Los van de verjaring stelt [eiseres] dat niet summierlijk blijkt dat sprake zou zijn van een door haar gepleegde onrechtmatige daad. [eiseres] gaat echter niet in op het materiële geschil en op de gronden van de vordering van de curator. Zij heeft aangegeven dat pas tijdens de bodemprocedure te doen. Op het punt van de ondeugdelijkheid van de vordering ziet de voorzieningenrechter daarom – en gelet op de stukken die bij het beslagrekest zijn gevoegd – geen aanleiding om het beslag op te heffen. Hierbij wordt opgemerkt dat een vrijspraak van een tenlastegelegd strafbaar feit geen dwingend bewijs oplevert van het “niet plegen” van de verweten handelingen. Verder wordt nog overwogen dat, anders dan [eiseres] betoogt, het strafvorderlijke beslag waarop de curator zijn beslagverzoek baseert alleen ten laste van [eiseres] is gelegd. Weliswaar is tevens ten laste van [persoon A] strafvorderlijk beslag gelegd, maar dat betreft andere zaken, zo volgt uit de stukken.
4.5.
De beoordeling van wat door beide partijen naar voren is gebracht en de vraag of het beslag moet worden opgeheven kan, zoals hiervoor onder 4.2. is overwogen, niet geschieden los van de afweging van de wederzijdse belangen. Beoordeeld moet dus worden of het belang van [eiseres] bij opheffing van het beslag zwaarder dient te wegen dan het belang van de curator bij handhaving daarvan. De voorzieningenrechter overweegt daartoe het volgende. [eiseres] heeft gesteld dat zij belang heeft bij de opheffing van het beslag omdat het beslag financiële gevolgen heeft voor haar. De daaraan ten grondslag liggende stelling dat [eiseres] door het beslag geen toegang meer heeft tot haar gelden is onnavolgbaar. Er is immers geen bankbeslag of loonbeslag gelegd.
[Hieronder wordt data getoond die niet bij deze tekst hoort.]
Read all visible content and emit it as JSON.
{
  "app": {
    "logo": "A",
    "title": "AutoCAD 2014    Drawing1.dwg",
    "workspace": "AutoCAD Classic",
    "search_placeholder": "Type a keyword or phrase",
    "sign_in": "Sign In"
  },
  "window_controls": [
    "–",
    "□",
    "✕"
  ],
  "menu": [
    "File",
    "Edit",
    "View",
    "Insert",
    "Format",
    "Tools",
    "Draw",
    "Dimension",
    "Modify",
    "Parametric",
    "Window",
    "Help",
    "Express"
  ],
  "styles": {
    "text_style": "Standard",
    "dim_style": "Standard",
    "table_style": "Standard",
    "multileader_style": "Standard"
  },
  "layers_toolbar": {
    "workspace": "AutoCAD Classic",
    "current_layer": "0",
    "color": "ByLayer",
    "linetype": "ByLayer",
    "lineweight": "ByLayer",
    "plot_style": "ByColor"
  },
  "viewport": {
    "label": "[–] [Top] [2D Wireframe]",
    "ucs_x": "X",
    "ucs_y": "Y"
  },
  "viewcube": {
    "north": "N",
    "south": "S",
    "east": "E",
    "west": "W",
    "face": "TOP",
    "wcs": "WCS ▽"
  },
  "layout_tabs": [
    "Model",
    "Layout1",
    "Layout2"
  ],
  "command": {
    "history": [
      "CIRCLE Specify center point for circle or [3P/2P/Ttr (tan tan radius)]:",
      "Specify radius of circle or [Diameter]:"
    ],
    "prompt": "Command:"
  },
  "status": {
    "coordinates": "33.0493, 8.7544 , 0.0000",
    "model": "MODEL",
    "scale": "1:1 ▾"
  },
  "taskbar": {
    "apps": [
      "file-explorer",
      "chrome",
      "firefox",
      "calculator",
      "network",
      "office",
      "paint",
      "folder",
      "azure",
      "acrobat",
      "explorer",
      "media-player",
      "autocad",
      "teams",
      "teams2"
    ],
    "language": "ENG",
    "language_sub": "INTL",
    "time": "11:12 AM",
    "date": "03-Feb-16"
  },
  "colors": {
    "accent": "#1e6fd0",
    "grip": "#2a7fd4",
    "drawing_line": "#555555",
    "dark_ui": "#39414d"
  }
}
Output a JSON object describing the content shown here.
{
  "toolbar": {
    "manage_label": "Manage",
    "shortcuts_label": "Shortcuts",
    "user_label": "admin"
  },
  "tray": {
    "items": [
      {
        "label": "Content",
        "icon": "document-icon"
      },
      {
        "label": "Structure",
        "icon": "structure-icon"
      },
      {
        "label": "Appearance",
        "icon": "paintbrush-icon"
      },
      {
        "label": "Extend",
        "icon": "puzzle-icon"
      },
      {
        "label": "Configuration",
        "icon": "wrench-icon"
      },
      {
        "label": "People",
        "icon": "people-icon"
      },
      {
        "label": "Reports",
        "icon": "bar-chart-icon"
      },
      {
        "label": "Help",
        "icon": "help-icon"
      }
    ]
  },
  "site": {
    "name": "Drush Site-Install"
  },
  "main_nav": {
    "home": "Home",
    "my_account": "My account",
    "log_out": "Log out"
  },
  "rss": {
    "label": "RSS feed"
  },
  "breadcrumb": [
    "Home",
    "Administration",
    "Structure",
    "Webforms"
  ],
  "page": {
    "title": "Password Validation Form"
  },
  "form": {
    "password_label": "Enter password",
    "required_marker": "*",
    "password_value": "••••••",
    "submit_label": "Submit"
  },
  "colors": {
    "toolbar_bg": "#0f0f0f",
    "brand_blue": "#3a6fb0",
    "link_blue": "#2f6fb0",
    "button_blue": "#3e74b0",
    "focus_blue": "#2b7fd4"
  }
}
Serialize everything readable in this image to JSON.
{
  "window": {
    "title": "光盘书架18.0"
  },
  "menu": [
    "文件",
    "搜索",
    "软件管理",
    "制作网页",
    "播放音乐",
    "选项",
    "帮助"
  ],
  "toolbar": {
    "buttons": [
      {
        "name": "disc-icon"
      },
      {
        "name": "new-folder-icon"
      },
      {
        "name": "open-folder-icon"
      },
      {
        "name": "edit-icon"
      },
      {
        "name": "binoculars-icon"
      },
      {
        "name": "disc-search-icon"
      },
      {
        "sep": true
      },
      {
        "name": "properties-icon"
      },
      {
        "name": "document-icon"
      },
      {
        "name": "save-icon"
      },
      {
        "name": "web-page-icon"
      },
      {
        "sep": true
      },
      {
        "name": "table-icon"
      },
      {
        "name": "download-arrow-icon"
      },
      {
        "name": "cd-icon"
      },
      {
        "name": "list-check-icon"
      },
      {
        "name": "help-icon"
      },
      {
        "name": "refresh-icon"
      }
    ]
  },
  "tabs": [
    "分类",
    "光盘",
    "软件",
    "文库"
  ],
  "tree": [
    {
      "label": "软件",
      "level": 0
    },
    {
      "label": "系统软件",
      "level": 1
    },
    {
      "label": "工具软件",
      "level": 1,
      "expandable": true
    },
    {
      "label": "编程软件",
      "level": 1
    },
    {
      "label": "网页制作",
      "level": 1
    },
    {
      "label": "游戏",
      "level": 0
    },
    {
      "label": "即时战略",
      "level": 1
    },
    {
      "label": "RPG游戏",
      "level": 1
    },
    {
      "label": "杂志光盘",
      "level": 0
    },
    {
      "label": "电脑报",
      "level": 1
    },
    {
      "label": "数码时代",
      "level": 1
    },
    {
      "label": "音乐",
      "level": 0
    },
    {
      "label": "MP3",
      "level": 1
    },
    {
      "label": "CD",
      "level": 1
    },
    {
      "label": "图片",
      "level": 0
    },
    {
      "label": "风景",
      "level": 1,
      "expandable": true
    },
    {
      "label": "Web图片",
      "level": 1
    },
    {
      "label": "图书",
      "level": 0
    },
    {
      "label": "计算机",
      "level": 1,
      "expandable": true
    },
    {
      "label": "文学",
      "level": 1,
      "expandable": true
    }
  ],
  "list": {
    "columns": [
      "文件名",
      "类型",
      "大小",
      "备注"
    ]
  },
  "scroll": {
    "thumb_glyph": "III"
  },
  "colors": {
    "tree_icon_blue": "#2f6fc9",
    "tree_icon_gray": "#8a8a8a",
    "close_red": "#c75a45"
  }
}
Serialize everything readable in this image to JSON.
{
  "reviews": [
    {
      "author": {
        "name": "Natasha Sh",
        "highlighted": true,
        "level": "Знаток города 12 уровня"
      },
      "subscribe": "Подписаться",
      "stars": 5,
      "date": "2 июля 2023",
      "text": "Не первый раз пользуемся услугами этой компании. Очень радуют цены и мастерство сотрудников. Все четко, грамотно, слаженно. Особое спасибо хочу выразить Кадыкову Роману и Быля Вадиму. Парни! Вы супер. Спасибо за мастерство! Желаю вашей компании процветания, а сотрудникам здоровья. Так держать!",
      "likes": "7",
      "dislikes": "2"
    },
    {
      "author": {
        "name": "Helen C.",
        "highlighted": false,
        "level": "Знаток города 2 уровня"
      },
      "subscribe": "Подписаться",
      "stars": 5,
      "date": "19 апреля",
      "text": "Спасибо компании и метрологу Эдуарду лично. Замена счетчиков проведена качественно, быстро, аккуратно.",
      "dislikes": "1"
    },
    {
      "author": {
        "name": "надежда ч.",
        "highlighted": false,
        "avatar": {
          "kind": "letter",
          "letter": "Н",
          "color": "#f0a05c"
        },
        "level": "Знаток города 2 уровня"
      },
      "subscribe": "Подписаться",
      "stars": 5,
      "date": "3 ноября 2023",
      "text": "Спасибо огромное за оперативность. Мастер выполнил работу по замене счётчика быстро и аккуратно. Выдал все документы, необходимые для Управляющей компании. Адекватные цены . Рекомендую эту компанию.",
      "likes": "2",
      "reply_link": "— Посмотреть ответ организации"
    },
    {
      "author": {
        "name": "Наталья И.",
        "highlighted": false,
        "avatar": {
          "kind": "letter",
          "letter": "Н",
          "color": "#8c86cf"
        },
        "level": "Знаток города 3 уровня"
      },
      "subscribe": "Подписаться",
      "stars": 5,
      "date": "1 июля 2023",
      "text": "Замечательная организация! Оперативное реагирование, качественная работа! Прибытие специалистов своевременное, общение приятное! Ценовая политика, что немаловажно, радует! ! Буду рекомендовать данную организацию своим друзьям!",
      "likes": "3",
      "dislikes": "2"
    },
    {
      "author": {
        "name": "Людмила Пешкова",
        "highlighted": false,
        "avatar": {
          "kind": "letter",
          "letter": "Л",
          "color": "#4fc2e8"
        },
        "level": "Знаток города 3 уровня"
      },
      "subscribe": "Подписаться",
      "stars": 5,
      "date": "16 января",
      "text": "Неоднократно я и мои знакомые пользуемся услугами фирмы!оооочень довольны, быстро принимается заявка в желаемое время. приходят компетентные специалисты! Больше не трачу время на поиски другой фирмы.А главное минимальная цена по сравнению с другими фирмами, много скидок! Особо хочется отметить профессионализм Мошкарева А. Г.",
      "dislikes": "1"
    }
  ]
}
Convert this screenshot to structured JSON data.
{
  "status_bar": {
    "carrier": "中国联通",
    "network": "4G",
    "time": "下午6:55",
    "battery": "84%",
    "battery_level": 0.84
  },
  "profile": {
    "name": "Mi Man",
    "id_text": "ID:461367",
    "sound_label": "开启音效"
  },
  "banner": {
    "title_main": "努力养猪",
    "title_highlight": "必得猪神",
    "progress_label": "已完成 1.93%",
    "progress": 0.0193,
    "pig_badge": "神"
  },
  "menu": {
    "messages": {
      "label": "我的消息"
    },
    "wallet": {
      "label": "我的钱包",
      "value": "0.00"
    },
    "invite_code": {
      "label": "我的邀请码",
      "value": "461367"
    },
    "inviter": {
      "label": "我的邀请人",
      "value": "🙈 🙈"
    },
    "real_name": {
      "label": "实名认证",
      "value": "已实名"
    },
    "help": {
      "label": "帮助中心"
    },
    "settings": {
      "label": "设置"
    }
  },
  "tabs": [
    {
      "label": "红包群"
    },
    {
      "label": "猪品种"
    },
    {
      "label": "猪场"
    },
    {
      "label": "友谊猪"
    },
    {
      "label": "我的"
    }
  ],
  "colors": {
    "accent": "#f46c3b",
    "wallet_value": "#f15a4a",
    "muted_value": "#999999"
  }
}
Waarom [eiseres] geen toegang heeft tot haar gelden is niet onderbouwd en welke gelden het zou kunnen betreffen ontgaat de voorzieningenrechter. Dat [eiseres] , zoals door haar gesteld, haar hypotheek niet meer kan betalen volgt niet uit de door [eiseres] overgelegde loonstrook met bijgaand overzicht van haar vaste lasten (productie 4 bij dagvaarding). Hieruit volgt dat [eiseres] na aftrek de hypotheek en al haar vaste lasten, inclusief onvoorziene uitgave, zelfs een gering bedrag per maand overhoudt. Door [eiseres] is daarnaast nog gesteld dat zij ziek is van de situatie. Deze stelling is niet door [eiseres] onderbouwd en daarom niet aannemelijk. Daaraan wordt nog toegevoegd dat, mocht [eiseres] inderdaad ziek zijn, de vraag rijst of dit in causaal verband staat tot het gelegde conservatoire beslag of dat dit wordt veroorzaakt door de strafzaak tegen [eiseres] (en haar echtgenoot) en het faillissement van [naam bedrijf] .
4.6.
Gelet op het voorgaande dient het belang van de curator bij de handhaving van het conservatoire beslag zwaarder te wegen dan het belang van [eiseres] bij opheffing daarvan. De vordering tot opheffing van het conservatoire beslag wordt daarom afgewezen.
4.7.
[eiseres] wordt als de in het ongelijk gestelde partij in de proceskosten veroordeeld. De kosten aan de zijde van de curator worden begroot op:
- griffierecht € 304,00
- salaris advocaat
€ 980,00
Totaal € 1.284,00

5..De beslissing

De voorzieningenrechter:
5.1.
wijst de vorderingen af,
5.2.
veroordeelt [eiseres] in de proceskosten, aan de zijde van de curator tot op heden begroot op € 1.284,00,
5.3.
verklaart dit vonnis wat betreft de kostenveroordeling uitvoerbaar bij voorraad.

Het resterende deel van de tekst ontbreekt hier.